In his writings and in the early biographies of St. Francis, he emerges as a person formed and informed by the Gospel of Jesus Christ. What does that mean? How do we even begin to live the Gospel, as he did, in our own time? We delight in Francis’s playfulness and in his joyful response to beauty and goodness, but like us, he also had to struggle with the harder questions posed by the Gospels. It is the implications of these more difficult questions that I would like to explore in this chapter on living the Gospel today.

One cold January night when the world seemed to lie in darkness, I sat down from a long day and turned to C-Span2, BookTV. One of the books that piqued my interest was James H. Cone’s, The Cross and the Lynching Tree. I’d not heard of it before, and as the book was being discussed, something awakened in me, and I saw how vacuous was the Christmas I had participated in a few weeks before.

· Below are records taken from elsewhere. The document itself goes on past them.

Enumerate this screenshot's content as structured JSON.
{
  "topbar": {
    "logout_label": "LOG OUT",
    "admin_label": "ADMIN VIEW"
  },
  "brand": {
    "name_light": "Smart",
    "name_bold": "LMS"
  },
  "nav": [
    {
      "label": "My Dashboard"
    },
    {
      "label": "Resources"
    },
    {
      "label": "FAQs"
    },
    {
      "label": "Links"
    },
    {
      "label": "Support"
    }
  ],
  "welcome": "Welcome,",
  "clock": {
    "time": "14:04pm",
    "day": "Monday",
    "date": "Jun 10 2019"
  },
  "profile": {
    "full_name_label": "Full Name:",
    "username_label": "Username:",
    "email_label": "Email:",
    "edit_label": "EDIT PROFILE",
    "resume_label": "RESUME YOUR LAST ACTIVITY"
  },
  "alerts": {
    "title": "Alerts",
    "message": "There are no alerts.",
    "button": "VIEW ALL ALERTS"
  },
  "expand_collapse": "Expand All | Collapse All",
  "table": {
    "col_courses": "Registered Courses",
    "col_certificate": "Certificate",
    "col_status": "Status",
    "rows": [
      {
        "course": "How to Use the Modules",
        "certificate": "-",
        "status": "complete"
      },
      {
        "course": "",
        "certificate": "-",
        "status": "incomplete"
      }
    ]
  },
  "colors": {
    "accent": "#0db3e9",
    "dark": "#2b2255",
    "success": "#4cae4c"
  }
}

Even though I was centered on the Christ Child and the Franciscan emphasis on the Incarnation, it was a sentimental Baby Jesus who filled my prayer and my imagination—not the baby who grew and matured and gave us the Sermon on the Mount which he then lived out and because of which he was put to death on the hanging tree of the cross. I was looking at the Baby Jesus of countless crèches and not at the babies who were slain by King Herod because of the Baby Jesus.

The Christmas I’d celebrated was in the midst of a frenzied commercialism equaled only by the despair of so many who had lost homes and jobs and dignity in support of an imperfect and money-corrupted government that insists on supporting an often selfish and corrupt corporate empire that controls the world. The implications of the connections between Jesus in the crib and Jesus on the cross, like someone hanged from a tree, are overshadowed and seem, at times, almost eradicated by the world that our greed, self-interest, and neglect of the poor and the disenfranchised have created.



St. Francis saw the connection between the crib and the cross. Brother Thomas of Celano, in his first life of St. Francis, said of the live Christmas crib which Francis began near the town of Greccio, in the very center of Italy:

His greatest care, his most vivid desire, his supreme resolution was to observe the holy Gospel always and in everything and with all vigilance and care, with all of his mind’s desire and his heart’s fervor, he wanted to follow the teachings and imitate the examples of our Lord Jesus Christ to perfection. He continuously recalled and meditated over His words and with very keen contemplation, he kept His works before his eyes.

The humility of the Incarnation and the charity of the Passion were foremost in his mind, so that he rarely wanted to think of anything else. And so we ask ourselves, what is to be done, what can we do to bring the Christ of the Gospel back into Christmas in a way that is more than a bumper sticker slogan that ends up being mainly a political football? How can we bring the Christ of the Gospel back into our daily lives so that we actually live out the teachings of the Gospel where we first learned the story of Christ?

In the quote above Brother Thomas says of St. Francis, “His greatest care, his most vivid desire, his supreme resolution was to observe the holy Gospel….” And this very Gospel emphasizes over and over again the imperative of reaching out to those who, like the man in Jesus’s parable of the Good Samaritan, have fallen among thieves, which in turn calls to mind the rapaciousness of those forces and structures that control our economy and of the many who are left by the wayside. How, then, can we today reach out to those fallen and to the thieves, as well? 

St. John the Evangelist tells us that the truth will set us free. But what does that mean? St. Francis found the truth that leads to freedom in the truths of the Gospel, and the freedom he found was the freedom to love. God’s truth imparts to us the freedom not only to grasp the truth that is being imparted but also the freedom from what previously had been preventing us from acting on that truth. The Gospel itself will show us not only how we are to discern the truth, but how the truth leads to the action we call love.